Dear New Kindergarten Mom,
Google "Kindergarten" and you'll get a million pages of "101 things your child should know before starting kindergarten", "99 ways to help your child succeed in kindergarten", "how to give your child a leg up in kindergarten"... blah, blah, blah.
Can we all just take a deep breath and relax a little?
In just a few weeks, I will be sending my fifth child off to kindergarten, and I have every expectation that he will do GREAT. Just like all my other kids. But what does "great" mean? If he can come home happy, full of stories about what he learned or how the funny kid next to him eats glue, that's wonderful. If he brings home priceless works of art to hang on the fridge, that's fantastic. If I hear him singing songs I haven't taught him, I'm thrilled.
What am I NOT worried about? Whether he is the "best reader" in his class. Whether he knows every one of those "101 things" I mentioned above. Whether his academic achievement in kindergarten has any bearing on which colleges he will get into.
Kindergarten is about learning to be away from Mom. It's about learning to get along with other kids - kids that your parents didn't choose as your ideal playmate. It's about learning to obey rules that are different from the ones in your family. It's about learning to follow a routine, and to respect the authority of a teacher. It's about... learning.
When I sent my oldest off to kindergarten, my expectations were different. I (secretly) wanted her to be the "best reader" in her class. I read those lists, and made sure she could do it all. I worried about how her learning habits would affect her future. I did everything I don't do now.

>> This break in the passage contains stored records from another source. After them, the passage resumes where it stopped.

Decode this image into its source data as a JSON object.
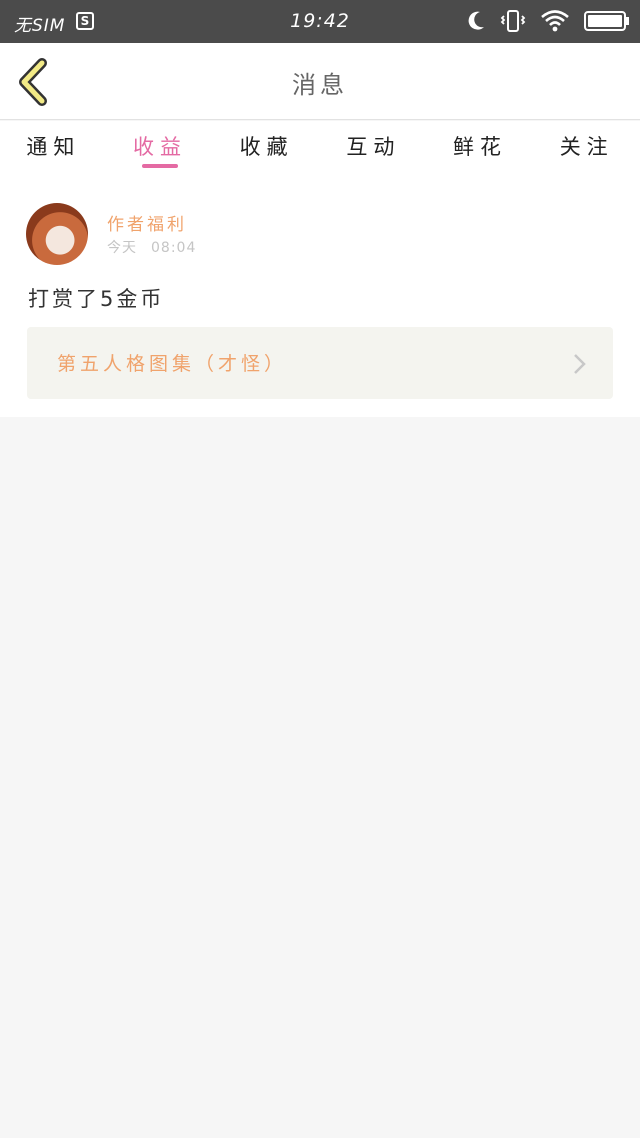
{
  "status_bar": {
    "carrier": "无SIM",
    "badge": "S",
    "time": "19:42",
    "icons": [
      "moon-icon",
      "vibrate-icon",
      "wifi-icon",
      "battery-icon"
    ]
  },
  "nav": {
    "title": "消息",
    "back_icon": "chevron-left-icon"
  },
  "tabs": [
    {
      "label": "通知",
      "active": false
    },
    {
      "label": "收益",
      "active": true
    },
    {
      "label": "收藏",
      "active": false
    },
    {
      "label": "互动",
      "active": false
    },
    {
      "label": "鲜花",
      "active": false
    },
    {
      "label": "关注",
      "active": false
    }
  ],
  "message": {
    "sender": "作者福利",
    "date": "今天",
    "time": "08:04",
    "text": "打赏了5金币",
    "link_title": "第五人格图集（才怪）"
  },
  "colors": {
    "accent_pink": "#e46aa3",
    "accent_orange": "#f0a36c",
    "status_bar_bg": "#4b4b4b",
    "back_arrow": "#f2ea86"
  }
}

And you know what? She might have been the "best reader" in her class, I don't know. Teachers don't tell you stuff like that. Because it doesn't matter. But she did come home happy full of stories. She did bring home (a crazy amount) of art projects to display on the fridge. And she taught her brothers lots of fun new songs that we'd never heard before.
So, New Kindergarten Mom: learn from my experience. Your child is going to have a great time learning funny rhymes about the names of the continents. He is going to drive you crazy with the "days of the week" song. And she might even BE the kid who eats glue. Your child will do GREAT. So relax and enjoy it.
That being said, there are things you can do now to help your kindergartner to have an easier time making the transition (and they have nothing to do with knowing how to count to 1,000 or knowing 100 sight words).
- Start introducing the new routines now. If bedtime needs to be earlier, start moving it, 15 minutes each night or two, until your child is used to going to sleep at the right time. If she has been sleeping in later than she will be able to during the school year, move wake up time as well. It's not fair to her, and it's not fun for anyone, if she's not well rested and ready for her day.
- Practice your morning routine. Wake up, eat breakfast, get dressed, check your backpack, whatever it is that he'll need to do before school. Take the stress out of the morning by making sure everyone knows what to do.
- Practice getting to and from school, several times. Walk the route, if she'll be walking. Go wait at the bus stop, if there's a bus. Practice waiting in line for the bus. Make sure she knows what to do, where to go, when to do it.
- If you're stressed, try not to pass it on. Some kids are naturally prone to worrying about new situations, others just go with the flow. Either way, saying things like, "There's no reason to be scared of starting school" is probably not going to help - you know as well as I do that your kid is just going to hear the words "scared" and "school" and make entirely the wrong correlation. Instead, ask what he's most excited about, emphasize the fun she will have, remind him of his fun Superman lunch box.
In short, relax. Have fun. Help your child have fun. And get ready to wish for earplugs when he comes home singing "days of the week".